Battery materials startup Sicona charges up with $22 million Series A

Battery materials startup Sicona Battery Technologies has raised AU$22 million in a Series A for its plans in Australia and the US.

The round was led by India’s Himadri Speciality Chemical Ltd, Australian VC Artesian, and Electrification & Decarbonization AIE LP, a fund managed by Waratah Capital, alongside backers including Riverstone Ventures, Chaos Ventures, Investible Climate Tech Fund LP and Club Investible through its Climate Tech fund.

Entrepreneur Christiaan Jordaan and materials scientist Andrew Minett founded Sicona in 2019, setting out to develop next-generation battery technology used in
the anodes (negative electrodes) of lithium-ion batteries used for electric vehicles and renewables storage.

They’re ben commercialising silicon-graphite composite technology and materials researchers at the University of Wollongong’s Australian Institute for Innovative Materials for more than a decade.
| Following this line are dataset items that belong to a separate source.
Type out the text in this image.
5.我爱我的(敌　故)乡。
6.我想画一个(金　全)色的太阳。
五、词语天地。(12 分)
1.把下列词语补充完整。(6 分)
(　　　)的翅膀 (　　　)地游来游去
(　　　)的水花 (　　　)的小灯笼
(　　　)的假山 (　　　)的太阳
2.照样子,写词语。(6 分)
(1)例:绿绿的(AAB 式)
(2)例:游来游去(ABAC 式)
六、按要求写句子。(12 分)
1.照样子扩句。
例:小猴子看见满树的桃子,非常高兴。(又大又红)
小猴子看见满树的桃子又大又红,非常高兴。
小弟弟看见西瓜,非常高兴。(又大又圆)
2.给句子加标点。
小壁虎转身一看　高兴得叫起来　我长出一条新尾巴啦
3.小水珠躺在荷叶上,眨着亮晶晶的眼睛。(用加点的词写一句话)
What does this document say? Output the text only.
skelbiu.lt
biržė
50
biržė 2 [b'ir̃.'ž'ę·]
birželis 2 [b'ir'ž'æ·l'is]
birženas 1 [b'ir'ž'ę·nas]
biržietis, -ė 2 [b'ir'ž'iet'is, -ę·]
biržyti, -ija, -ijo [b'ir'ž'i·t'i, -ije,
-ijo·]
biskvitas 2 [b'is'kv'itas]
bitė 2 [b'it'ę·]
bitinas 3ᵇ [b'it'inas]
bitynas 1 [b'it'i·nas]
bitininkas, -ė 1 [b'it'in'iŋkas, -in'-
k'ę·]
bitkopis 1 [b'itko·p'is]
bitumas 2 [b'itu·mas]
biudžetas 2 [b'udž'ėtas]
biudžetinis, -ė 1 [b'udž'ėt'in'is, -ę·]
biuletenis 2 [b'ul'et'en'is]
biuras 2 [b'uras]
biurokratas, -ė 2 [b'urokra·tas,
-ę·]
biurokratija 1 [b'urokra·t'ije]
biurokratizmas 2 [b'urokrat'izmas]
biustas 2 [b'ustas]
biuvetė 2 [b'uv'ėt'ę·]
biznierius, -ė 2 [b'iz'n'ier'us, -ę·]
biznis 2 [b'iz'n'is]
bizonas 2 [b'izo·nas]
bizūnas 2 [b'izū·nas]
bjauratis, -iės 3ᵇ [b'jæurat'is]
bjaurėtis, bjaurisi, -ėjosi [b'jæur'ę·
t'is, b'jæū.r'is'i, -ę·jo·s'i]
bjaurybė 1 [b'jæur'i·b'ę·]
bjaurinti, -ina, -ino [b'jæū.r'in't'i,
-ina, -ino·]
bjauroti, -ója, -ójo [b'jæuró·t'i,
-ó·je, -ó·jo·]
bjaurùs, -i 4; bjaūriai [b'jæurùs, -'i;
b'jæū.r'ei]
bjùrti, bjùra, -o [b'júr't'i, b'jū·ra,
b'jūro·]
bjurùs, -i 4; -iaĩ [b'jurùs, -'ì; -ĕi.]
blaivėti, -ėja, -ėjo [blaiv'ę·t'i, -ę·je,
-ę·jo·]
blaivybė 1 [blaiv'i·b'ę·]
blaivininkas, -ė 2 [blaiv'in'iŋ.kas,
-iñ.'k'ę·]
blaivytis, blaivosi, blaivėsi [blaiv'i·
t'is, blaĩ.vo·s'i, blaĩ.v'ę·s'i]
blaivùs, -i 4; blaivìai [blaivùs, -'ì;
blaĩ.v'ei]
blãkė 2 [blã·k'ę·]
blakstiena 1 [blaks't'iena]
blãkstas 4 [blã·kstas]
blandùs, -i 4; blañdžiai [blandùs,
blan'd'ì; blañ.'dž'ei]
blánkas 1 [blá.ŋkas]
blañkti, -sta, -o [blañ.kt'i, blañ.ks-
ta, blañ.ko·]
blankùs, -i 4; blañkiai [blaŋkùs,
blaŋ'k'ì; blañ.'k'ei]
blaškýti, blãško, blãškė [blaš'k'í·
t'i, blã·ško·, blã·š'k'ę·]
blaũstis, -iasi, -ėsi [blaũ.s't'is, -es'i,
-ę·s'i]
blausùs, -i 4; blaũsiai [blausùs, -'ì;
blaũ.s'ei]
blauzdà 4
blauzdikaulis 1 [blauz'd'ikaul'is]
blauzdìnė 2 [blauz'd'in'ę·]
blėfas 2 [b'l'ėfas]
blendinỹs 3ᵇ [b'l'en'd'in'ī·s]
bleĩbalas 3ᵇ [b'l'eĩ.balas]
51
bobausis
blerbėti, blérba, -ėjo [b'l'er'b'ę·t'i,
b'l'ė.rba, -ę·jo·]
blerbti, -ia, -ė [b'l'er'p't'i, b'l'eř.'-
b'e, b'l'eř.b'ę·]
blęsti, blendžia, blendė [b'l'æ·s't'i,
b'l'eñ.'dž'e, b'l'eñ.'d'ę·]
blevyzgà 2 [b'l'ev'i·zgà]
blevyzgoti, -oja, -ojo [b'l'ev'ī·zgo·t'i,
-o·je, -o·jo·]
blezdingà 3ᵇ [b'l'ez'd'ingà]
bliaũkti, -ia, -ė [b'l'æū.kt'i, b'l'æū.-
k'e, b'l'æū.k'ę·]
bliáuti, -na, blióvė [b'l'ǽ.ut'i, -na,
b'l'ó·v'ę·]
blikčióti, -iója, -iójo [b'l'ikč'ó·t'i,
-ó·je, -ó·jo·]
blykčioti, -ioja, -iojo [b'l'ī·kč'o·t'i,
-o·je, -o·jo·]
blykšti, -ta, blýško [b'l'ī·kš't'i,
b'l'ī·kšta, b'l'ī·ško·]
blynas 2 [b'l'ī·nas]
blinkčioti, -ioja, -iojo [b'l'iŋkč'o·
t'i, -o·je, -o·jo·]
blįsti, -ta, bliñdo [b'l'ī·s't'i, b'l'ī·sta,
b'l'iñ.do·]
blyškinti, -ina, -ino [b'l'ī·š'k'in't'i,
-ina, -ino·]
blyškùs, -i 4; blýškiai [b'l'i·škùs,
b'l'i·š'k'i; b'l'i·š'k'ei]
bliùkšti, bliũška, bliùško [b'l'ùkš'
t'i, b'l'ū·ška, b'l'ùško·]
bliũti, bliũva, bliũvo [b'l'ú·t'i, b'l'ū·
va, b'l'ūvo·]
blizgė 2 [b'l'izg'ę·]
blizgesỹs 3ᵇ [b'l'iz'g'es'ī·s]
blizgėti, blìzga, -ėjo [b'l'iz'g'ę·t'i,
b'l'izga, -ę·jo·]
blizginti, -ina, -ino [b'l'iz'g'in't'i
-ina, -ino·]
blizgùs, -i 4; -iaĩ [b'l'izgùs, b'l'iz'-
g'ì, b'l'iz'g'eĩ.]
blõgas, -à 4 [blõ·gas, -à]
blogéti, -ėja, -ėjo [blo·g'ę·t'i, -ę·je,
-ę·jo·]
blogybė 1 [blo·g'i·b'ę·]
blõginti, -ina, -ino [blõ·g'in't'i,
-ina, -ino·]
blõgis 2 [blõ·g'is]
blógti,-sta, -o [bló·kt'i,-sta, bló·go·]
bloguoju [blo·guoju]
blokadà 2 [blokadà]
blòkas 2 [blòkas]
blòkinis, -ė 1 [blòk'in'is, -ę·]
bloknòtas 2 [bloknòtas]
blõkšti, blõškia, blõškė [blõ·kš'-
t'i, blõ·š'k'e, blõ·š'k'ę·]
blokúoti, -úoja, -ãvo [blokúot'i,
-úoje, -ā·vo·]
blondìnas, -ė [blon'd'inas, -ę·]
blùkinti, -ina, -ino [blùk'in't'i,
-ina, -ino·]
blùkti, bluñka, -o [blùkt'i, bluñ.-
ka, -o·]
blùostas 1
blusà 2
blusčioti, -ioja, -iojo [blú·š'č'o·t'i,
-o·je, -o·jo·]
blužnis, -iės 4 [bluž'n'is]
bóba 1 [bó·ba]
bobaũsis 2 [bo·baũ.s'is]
The startup previously raised $3.7 million in a pre-Series A in August 2021, led by Riverstone and Artesian.

Sicona’s current generation silicon-composite anode technology offers 50-100% higher capacity than conventional graphite anodes.

“Sicona’s core product is an innovative silicon metal based silicon-composite battery anode technology enabling more than 50% increase in energy density of existing Li-ion batteries,”  Jordaan, Sicona’s CEO, said.

“By using silicon metal (and not expensive, supply chain constrained and dangerous silane gas like our competitors) Sicona can offer low-cost silicon anode materials at large automotive scale locally in major markets.”

The Wollongong-based startup is now looking to build a silicon-carbon production plant in the south eastern United States to serve that market.

Jordaan said the fresh capital will provide significant growth capacity in the US over the next year.

“Welcoming one of the leading global speciality chemical companies as a strategic investor in our Series A round allows us to accelerate our mission of becoming a major producer of cost-effective silicon composite anode materials,” he said.

“Our silicon metal-based technology decouples us from the major bottlenecks and cost implications of silane gas-based technologies and provides our customers the confidence that we can deliver a silicon-carbon anode material at a capital intensity and $/kg price which is feasible for mass-automotive market adoption.”